Precisamente en este día, cuando la luz comienza a menguar, la Iglesia celebra el nacimiento de san Juan Bautista. No es casual: él mismo dijo “es necesario que yo disminuya para que él crezca”. Su figura ha nutrido durante siglos el arte, la espiritualidad y la cultura popular: miles de retablos lo muestran vestido con piel de camello, señalando a Cristo con el dedo y sosteniendo una cruz sencilla.

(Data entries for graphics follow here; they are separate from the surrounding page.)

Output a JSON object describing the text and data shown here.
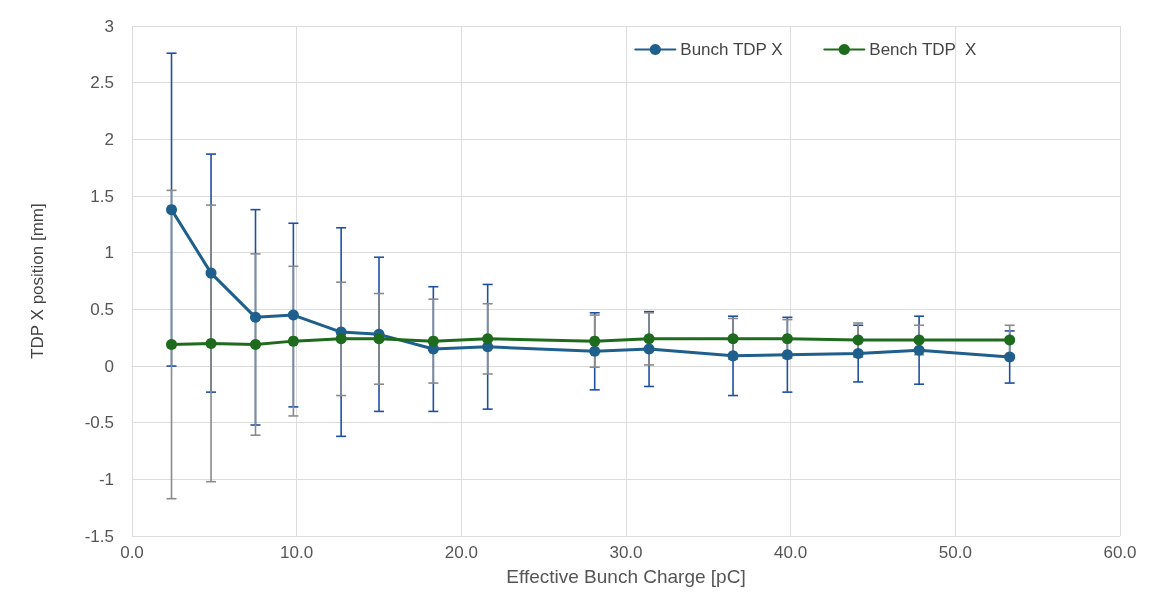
{
  "chart_data": {
    "type": "line",
    "xlabel": "Effective Bunch Charge [pC]",
    "ylabel": "TDP X position [mm]",
    "x": [
      2.4,
      4.8,
      7.5,
      9.8,
      12.7,
      15.0,
      18.3,
      21.6,
      28.1,
      31.4,
      36.5,
      39.8,
      44.1,
      47.8,
      53.3
    ],
    "series": [
      {
        "name": "Bunch TDP X",
        "color": "#1f5f8b",
        "values": [
          1.38,
          0.82,
          0.43,
          0.45,
          0.3,
          0.28,
          0.15,
          0.17,
          0.13,
          0.15,
          0.09,
          0.1,
          0.11,
          0.14,
          0.08
        ],
        "errors": [
          1.38,
          1.05,
          0.95,
          0.81,
          0.92,
          0.68,
          0.55,
          0.55,
          0.34,
          0.33,
          0.35,
          0.33,
          0.25,
          0.3,
          0.23
        ]
      },
      {
        "name": "Bench TDP  X",
        "color": "#1e6b1e",
        "values": [
          0.19,
          0.2,
          0.19,
          0.22,
          0.24,
          0.24,
          0.22,
          0.24,
          0.22,
          0.24,
          0.24,
          0.24,
          0.23,
          0.23,
          0.23
        ],
        "errors": [
          1.36,
          1.22,
          0.8,
          0.66,
          0.5,
          0.4,
          0.37,
          0.31,
          0.23,
          0.23,
          0.18,
          0.17,
          0.15,
          0.13,
          0.13
        ]
      }
    ],
    "xlim": [
      0,
      60
    ],
    "xticks": [
      {
        "value": 0,
        "label": "0.0"
      },
      {
        "value": 10,
        "label": "10.0"
      },
      {
        "value": 20,
        "label": "20.0"
      },
      {
        "value": 30,
        "label": "30.0"
      },
      {
        "value": 40,
        "label": "40.0"
      },
      {
        "value": 50,
        "label": "50.0"
      },
      {
        "value": 60,
        "label": "60.0"
      }
    ],
    "ylim": [
      -1.5,
      3
    ],
    "yticks": [
      -1.5,
      -1,
      -0.5,
      0,
      0.5,
      1,
      1.5,
      2,
      2.5,
      3
    ],
    "grid": true,
    "legend": "top right",
    "marker": "circle",
    "line_style": "solid"
  }
}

Juan es el único santo del que la Iglesia celebra tanto su nacimiento (hoy), como su martirio (el 29 de agosto). Y Jesús mismo lo llamó “el mayor entre los nacidos de mujer” (Mt 11,11).
Profetas
En medio de tantas crisis —en la Iglesia, en la sociedad, en el mundo—, nos hace bien redescubrir el valor de la profecía. Los profetas no predicen el futuro: no son adivinos, sino amigos de Dios, ungidos por el Espíritu. Son personas que interpretan el presente a la luz de la fe. Que sacuden la conciencia del pueblo. Que denuncian la injusticia, a veces con gestos radicales. Que pagan con su vida la coherencia de su testimonio.

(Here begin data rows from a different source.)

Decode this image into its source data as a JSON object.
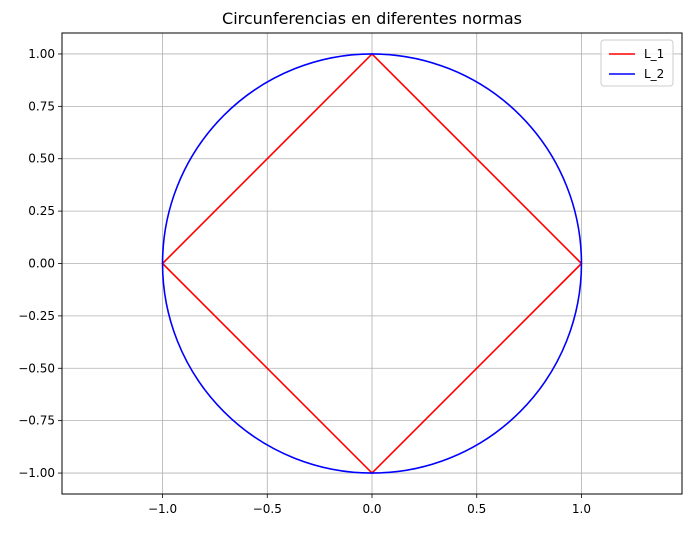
{
  "chart_data": {
    "type": "line",
    "title": "Circunferencias en diferentes normas",
    "xlabel": "",
    "ylabel": "",
    "xlim": [
      -1.48,
      1.48
    ],
    "ylim": [
      -1.1,
      1.1
    ],
    "xticks": [
      -1.0,
      -0.5,
      0.0,
      0.5,
      1.0
    ],
    "xtick_labels": [
      "−1.0",
      "−0.5",
      "0.0",
      "0.5",
      "1.0"
    ],
    "yticks": [
      1.0,
      0.75,
      0.5,
      0.25,
      0.0,
      -0.25,
      -0.5,
      -0.75,
      -1.0
    ],
    "ytick_labels": [
      "1.00",
      "0.75",
      "0.50",
      "0.25",
      "0.00",
      "−0.25",
      "−0.50",
      "−0.75",
      "−1.00"
    ],
    "grid": true,
    "legend_position": "top-right",
    "series": [
      {
        "name": "L_1",
        "color": "#ff0000",
        "x": [
          1,
          0,
          -1,
          0,
          1
        ],
        "y": [
          0,
          1,
          0,
          -1,
          0
        ]
      },
      {
        "name": "L_2",
        "color": "#0000ff",
        "x": [
          1,
          0.866,
          0.5,
          0,
          -0.5,
          -0.866,
          -1,
          -0.866,
          -0.5,
          0,
          0.5,
          0.866,
          1
        ],
        "y": [
          0,
          0.5,
          0.866,
          1,
          0.866,
          0.5,
          0,
          -0.5,
          -0.866,
          -1,
          -0.866,
          -0.5,
          0
        ]
      }
    ]
  }
}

La tradición profética es inseparable de la historia de Israel. Los profetas vivieron seducidos por Dios, haciendo de su vida una catequesis viviente. Supieron leer los signos de cada tiempo y descubrieron en ellos la acción salvadora de Dios.

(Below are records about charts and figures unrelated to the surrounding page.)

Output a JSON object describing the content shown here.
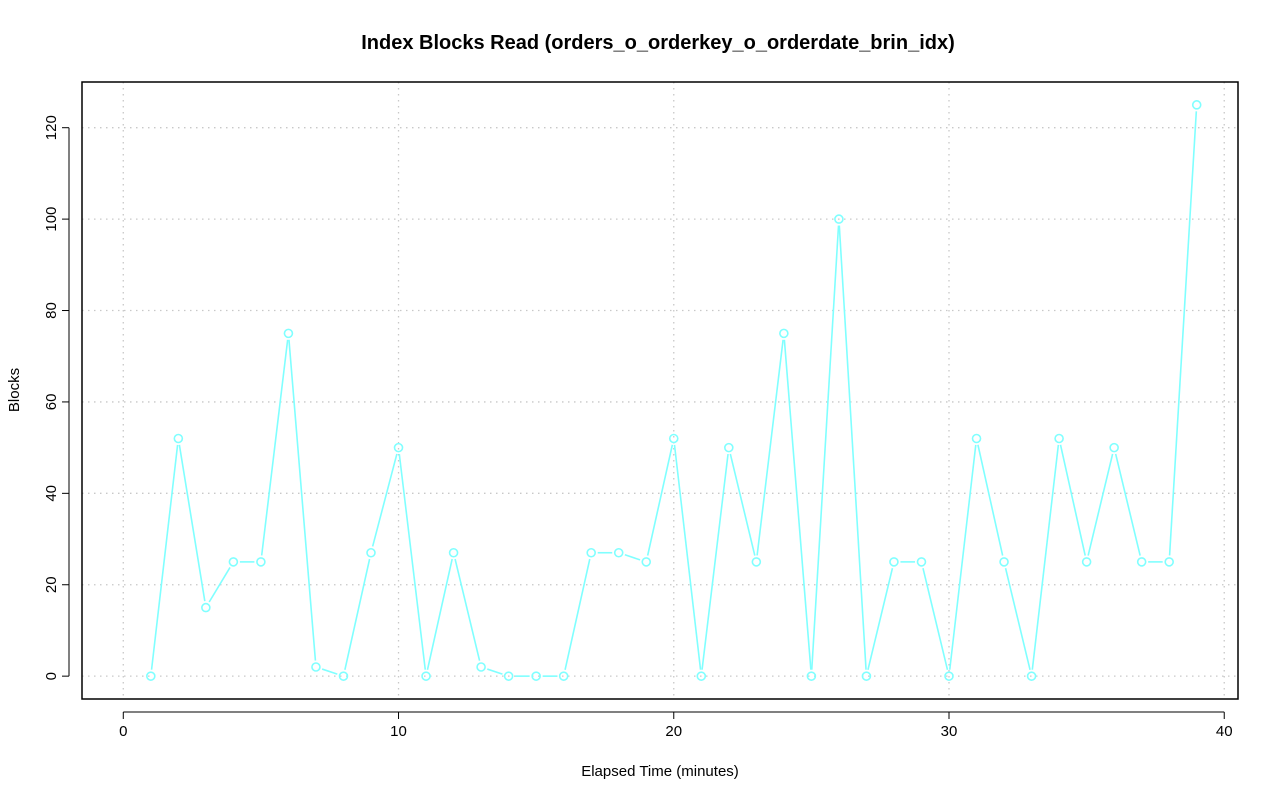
{
  "chart_data": {
    "type": "line",
    "title": "Index Blocks Read (orders_o_orderkey_o_orderdate_brin_idx)",
    "xlabel": "Elapsed Time (minutes)",
    "ylabel": "Blocks",
    "xlim": [
      -1.5,
      40.5
    ],
    "ylim": [
      -5,
      130
    ],
    "x_ticks": [
      0,
      10,
      20,
      30,
      40
    ],
    "y_ticks": [
      0,
      20,
      40,
      60,
      80,
      100,
      120
    ],
    "grid": true,
    "legend": "none",
    "series": [
      {
        "color": "#80ffff",
        "marker": "open-circle",
        "x": [
          1,
          2,
          3,
          4,
          5,
          6,
          7,
          8,
          9,
          10,
          11,
          12,
          13,
          14,
          15,
          16,
          17,
          18,
          19,
          20,
          21,
          22,
          23,
          24,
          25,
          26,
          27,
          28,
          29,
          30,
          31,
          32,
          33,
          34,
          35,
          36,
          37,
          38,
          39
        ],
        "values": [
          0,
          52,
          15,
          25,
          25,
          75,
          2,
          0,
          27,
          50,
          0,
          27,
          2,
          0,
          0,
          0,
          27,
          27,
          25,
          52,
          0,
          50,
          25,
          75,
          0,
          100,
          0,
          25,
          25,
          0,
          52,
          25,
          0,
          52,
          25,
          50,
          25,
          25,
          125
        ]
      }
    ]
  }
}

Siendo compañeros de viaje y amigos de Dios, los profetas vienen invitando a la gente, desde hace tiempo, a mirar hacia el pleno cumplimiento de la promesa hecha por Dios a Israel, y que se realiza en Jesús de Nazaret.
Juan es su nombre
Entre todos los profetas, Juan Bautista es un gigante. Un asceta del desierto, un predicador duro, un mártir fiel. Preparó al pueblo para la venida del Señor. Y sin embargo, fue el primero en quedar desconcertado por la ternura inesperada del Mesías.
Juan esperaba al juez implacable que separa el trigo de la paja, con el hacha lista para cortar el árbol estéril. Pero Jesús se presentó acariciando en lugar de golpear, podando con paciencia, abonando con esperanza. También Juan tuvo que rendirse a la lógica sorprendente de Dios, que no viene a destruir, sino a salvar.
Hoy celebramos el nacimiento de este hombre extraordinario, y lo hacemos con el mismo respeto con que bendecimos la llegada de alguien que es un regalo para nuestra vida. Como Zacarías, necesitamos silencio para entenderlo, para descubrir que su hijo no es un capricho, sino un don de Dios para su pueblo.
Profetas de hoy
Los profetas no son cosa del pasado. También hoy Dios nos regala “Juanes” y “Juanas”, hombres y mujeres sencillos, a veces invisibles, que viven el Evangelio con tal autenticidad que su vida se convierte en una palabra de Dios para nosotros.
Una pareja que abre su casa a un niño herido, un joven que dedica su tiempo a educar a otros, religiosos que gastan su salud en acompañar a los más frágiles... Son signos vivos del Reino, testigos silenciosos que siguen señalando a Cristo, aunque no vistan pieles ni coman saltamontes.
Alegrémonos: no estamos solos. Dios no ha dejado de hablarnos. Nos rodean miles de personas que, sin saberlo, nos invitan a la conversión y nos recuerdan que el Reino está cerca.
Hoy más que nunca necesitamos recuperar la dimensión profética de la Iglesia donde nos estamos acostumbrando al pesimismo, a una lógica mundana, corta de vista y agresiva. Pero la profecía nos enseña a leer la realidad con otros ojos. A descubrir la luz en medio de las sombras.
¡Ay de una Iglesia que sólo busca agradar a los poderosos! Como Juan, estamos llamados a invitar a la conversión, a denunciar el abuso y la injusticia con mansedumbre pero con firmeza, tanto dentro como fuera de la Iglesia.
Cada bautizado está llamado a ser profeta: a leer su tiempo con los ojos de Dios, a ser un signo del Reino allí donde vive. Como decía Moisés: “¡Ojalá todo el pueblo del Señor fuera profeta!” (Nm 11,29). Que así también nosotros lo deseemos hoy.